Indeed, even those who agree with Mark Sanford that the system is bloated are not willing to charge administrators with greed or corruption. They are good people, but, to paraphrase James Madison, they aren’t angels and therefore need real oversight. The state is short a huge percentage of its budget and either the colleges will have to make cuts or the General Assembly will have to. Raising tuition again would be very inadvisable in this poor state hard hit by the recession. The lack of attention to this problem was surprising; the fact that the money crunch required addressing was lost on the big universities. They either could not see or did not want to see this elephant in the room, no matter how often Sanford referred to it.

For your reference, I have included below the statement I prepared for the meeting and submitted to the governor. Unfortunately I had to abbreviate it because of the time constraints, but I think I communicated that there is an Association of South Carolina Scholars willing to help the state with education problems.

Statement Submitted to Governor Sanford

My name is Christina Jeffrey; I represent the National Association of Scholars (the NAS).
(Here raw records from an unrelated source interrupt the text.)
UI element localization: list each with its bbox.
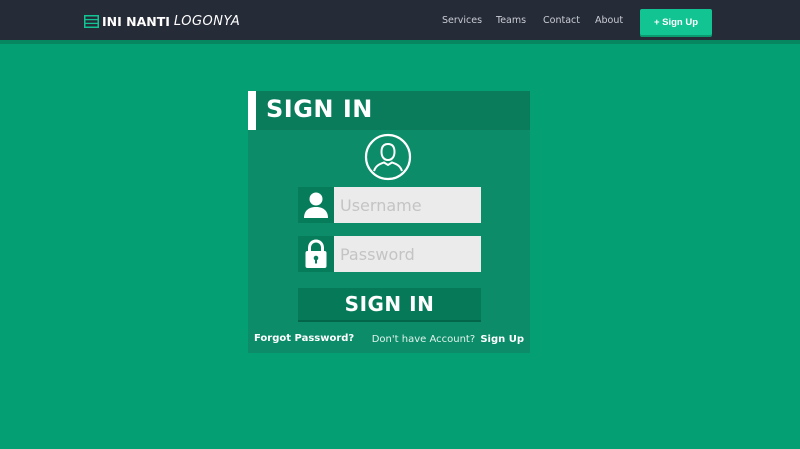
- signup-button[interactable]: + Sign Up: [640, 9, 712, 35]
- signin-button[interactable]: SIGN IN: [298, 288, 481, 322]
- lock-icon: [298, 236, 334, 272]
- user-circle-icon: [364, 133, 412, 181]
- password-row: [298, 236, 481, 272]
- header-accent-bar: [248, 91, 256, 130]
- login-header: SIGN IN: [248, 91, 530, 130]
- brand-name: INI NANTI: [102, 13, 170, 29]
- nav-link-teams[interactable]: Teams: [496, 15, 526, 26]
- navbar: INI NANTI LOGONYA Services Teams Contact…: [0, 0, 800, 44]
- brand-tagline: LOGONYA: [173, 13, 241, 29]
- username-input[interactable]: [334, 187, 481, 223]
- password-input[interactable]: [334, 236, 481, 272]
- user-icon: [298, 187, 334, 223]
- nav-link-services[interactable]: Services: [442, 15, 482, 26]
- signup-prompt: Don't have Account? Sign Up: [372, 334, 524, 345]
- nav-link-about[interactable]: About: [595, 15, 623, 26]
- server-stack-icon: [84, 14, 99, 28]
- signup-link[interactable]: Sign Up: [480, 334, 524, 345]
- username-row: [298, 187, 481, 223]
- login-title: SIGN IN: [266, 95, 373, 123]
- brand-logo[interactable]: INI NANTI LOGONYA: [84, 12, 240, 30]
- nav-link-contact[interactable]: Contact: [543, 15, 580, 26]
- forgot-password-link[interactable]: Forgot Password?: [254, 333, 354, 344]
- login-panel: SIGN IN SIGN IN Forgot Password?: [248, 91, 530, 353]
- account-prompt-text: Don't have Account?: [371, 334, 476, 345]
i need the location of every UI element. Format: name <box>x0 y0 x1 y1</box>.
I serve as a Board member and as President of the SC Association of Scholars.

The NAS exists to uphold the primary purpose of higher education that is to pass on to students the wisdom and culture of our civilization and to prepare them to know, understand and contribute to that civilization. We are committed to rational discourse as the foundation of academic life in a free and democratic society and work to strengthen the integrity of scholarship and teaching. Because our members include professors, graduate students, independent scholars and college administrators, we share the concern of the governor and so many other people that costs are outstripping the ability of parents and students to pay.

Recently, the NAS president took up this subject in an acclaimed and substantive article entitled “The Bubble: Higher Education's Precarious Hold on Consumer Confidence by Peter Wood.”

Dr. Wood is concerned, as we all should be, with the rising cost of tuition, and presents the pros and cons of our expensive education system. He acknowledges the great value of the kind of higher education we have all come to value, the ability of colleges and universities to adapt and innovate, and the fact that up to now, parents and students have shown a willingness to absorb the costs almost without complaint.

But people make similar arguments for every bubble; certainly we heard them as housing prices rose and rose. But like housing, the cost-spiral in higher education over the last several decades was not warranted by improvements in actual education. In fact, President Wood points out, it was driven, like the housing market was driven, by federal subsidies. In South Carolina, we have also had the benefit of state scholarships, another form of subsidy, to the point that some families could think of college as a cost-free, risk-free investment; and colleges came to compete for subsidized students with more and more elaborate and expensive amenities, with "atmospherics rather than academic substance."

There are many proposals to provide students with more affordable and more appropriate post-secondary options (for example, see Charles Murray's Real Education (2008). We do not believe there is any shortage of good education ideas in the marketplace, but there are also many state-sanctioned obstacles and stakeholders who oppose competition of any sort.

If South Carolina can lead the way in reforming higher education, we will all benefit from success in this area, even more than if we succeed in getting our universities recognized as great research institutions. As wonderful as that would be for our prestige, excellent, affordable education will help our people and the state as a whole even more.